Впрочем, после появления Дмитрия он подходил к своему
компьютеру лишь для того, чтобы посмотреть почту. Он, кажется, даже читать не
мог, брал книгу, водил лупой над страницами минут десять, откладывал, шёл
гулять или сидел на пляже в шезлонге часами, просто так, глядя на море и слушая
чаек.
Он стал забывчив и рассеян. Не надевал шапку в холод, терял
очки, мог не бриться неделю, пока Герда не напомнит.
— Тебе не стыдно, фрейлейн? — шёпотом спрашивала Герда
светловолосую девушку на снимке. — Неужели ты ничего не знаешь, не понимаешь,
не чувствуешь? Неужели никогда не приедешь?
Москва, 1917
В Москве шла война. Город был в баррикадах. Обстреливались
улицы, переулки, дворы, в окна попадали снаряды, гранаты. Пули били стекла
фонарей, и вспыхивали высокие газовые факелы. Загорались дома, не только
деревянные, но и каменные. Пожары никто не тушил, огонь перекидывался на
соседние здания. В квартиры врывались ошалевшие, с безумными глазами
красногвардейцы, искали оружие, попутно брали всё, что понравится. При малейшем
сопротивлении или просто так, смеха ради, расстреливали всех, без разбора.
Обыватели создавали домовые комитеты, устраивали
круглосуточные дежурства в подъездах, пытаясь защитить своё жильё, имущество,
жизнь, таскали ведра и тазы с водой, заливали головешки, летевшие от соседних
пожарищ.
Когда затихала стрельба, по Тверским, по Арбату, по Сретенке
слонялись пьяные мародёры, сдирали с трупов сапоги. Мрак, холод, смерть царили
в Москве. Никто не знал, когда это кончится и что будет завтра.

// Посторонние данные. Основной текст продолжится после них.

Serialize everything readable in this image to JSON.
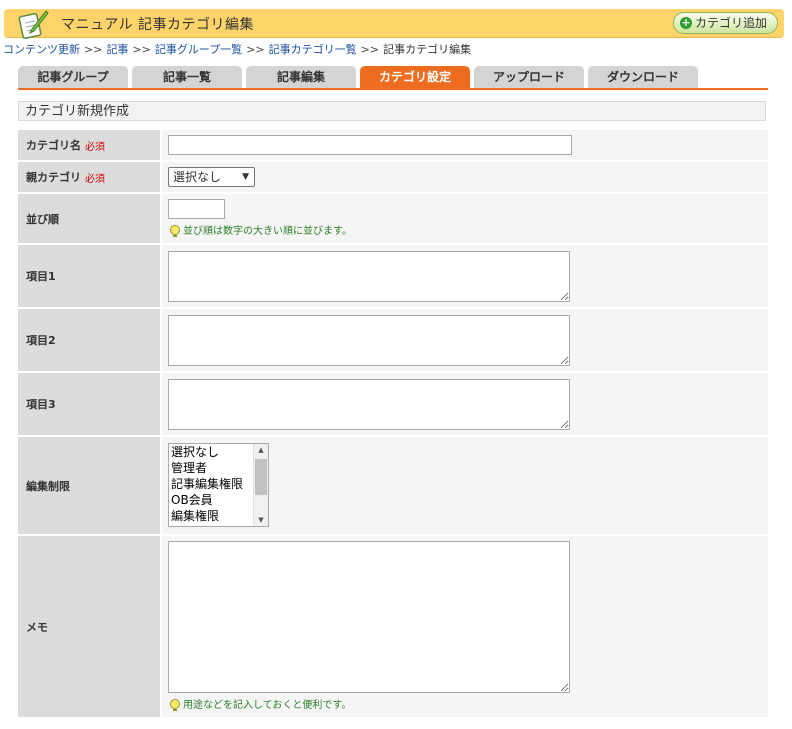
{
  "header": {
    "title": "マニュアル 記事カテゴリ編集",
    "add_button_label": "カテゴリ追加"
  },
  "breadcrumb": {
    "items": [
      "コンテンツ更新",
      "記事",
      "記事グループ一覧",
      "記事カテゴリ一覧"
    ],
    "current": "記事カテゴリ編集",
    "separator": ">>"
  },
  "tabs": [
    {
      "label": "記事グループ",
      "active": false
    },
    {
      "label": "記事一覧",
      "active": false
    },
    {
      "label": "記事編集",
      "active": false
    },
    {
      "label": "カテゴリ設定",
      "active": true
    },
    {
      "label": "アップロード",
      "active": false
    },
    {
      "label": "ダウンロード",
      "active": false
    }
  ],
  "section_title": "カテゴリ新規作成",
  "form": {
    "required_mark": "必須",
    "category_name": {
      "label": "カテゴリ名",
      "value": ""
    },
    "parent_category": {
      "label": "親カテゴリ",
      "selected": "選択なし"
    },
    "order": {
      "label": "並び順",
      "value": "",
      "hint": "並び順は数字の大きい順に並びます。"
    },
    "item1": {
      "label": "項目1"
    },
    "item2": {
      "label": "項目2"
    },
    "item3": {
      "label": "項目3"
    },
    "edit_restriction": {
      "label": "編集制限",
      "options": [
        "選択なし",
        "管理者",
        "記事編集権限",
        "OB会員",
        "編集権限"
      ]
    },
    "memo": {
      "label": "メモ",
      "hint": "用途などを記入しておくと便利です。"
    }
  },
  "colors": {
    "header_bg": "#fdd36a",
    "active_tab": "#ed6c1f",
    "link": "#1a4fa0",
    "required": "#d80000",
    "hint": "#2a7d2a"
  }
}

Поздним вечером прибежала Люба Жарская, в облезлом
тулупчике, в сером бабьем платке. Она плакала, целовала Михаила Владимировича,
Таню, Андрюшу, говорила, что квартиру её разграбили, она сама спаслась чудом и
теперь хочет бежать, до Витебска, к Варшаве, там у неё двоюродный брат.
— Подожди, поживи у нас, — уговаривал Михаил Владимирович, —
скоро всё образуется, хотя бы стрелять перестанут.
— Нет, Миша. Ничего уж не образуется. Перестанут стрелять,
значит, они победили. Тогда закроют границу, и все мы окажемся под арестом, на
одной огромной каторге размером с Россию. Не хочу ждать своей очереди на убой,
как скотина бессловесная. Пусть убьют по дороге, это даже лучше.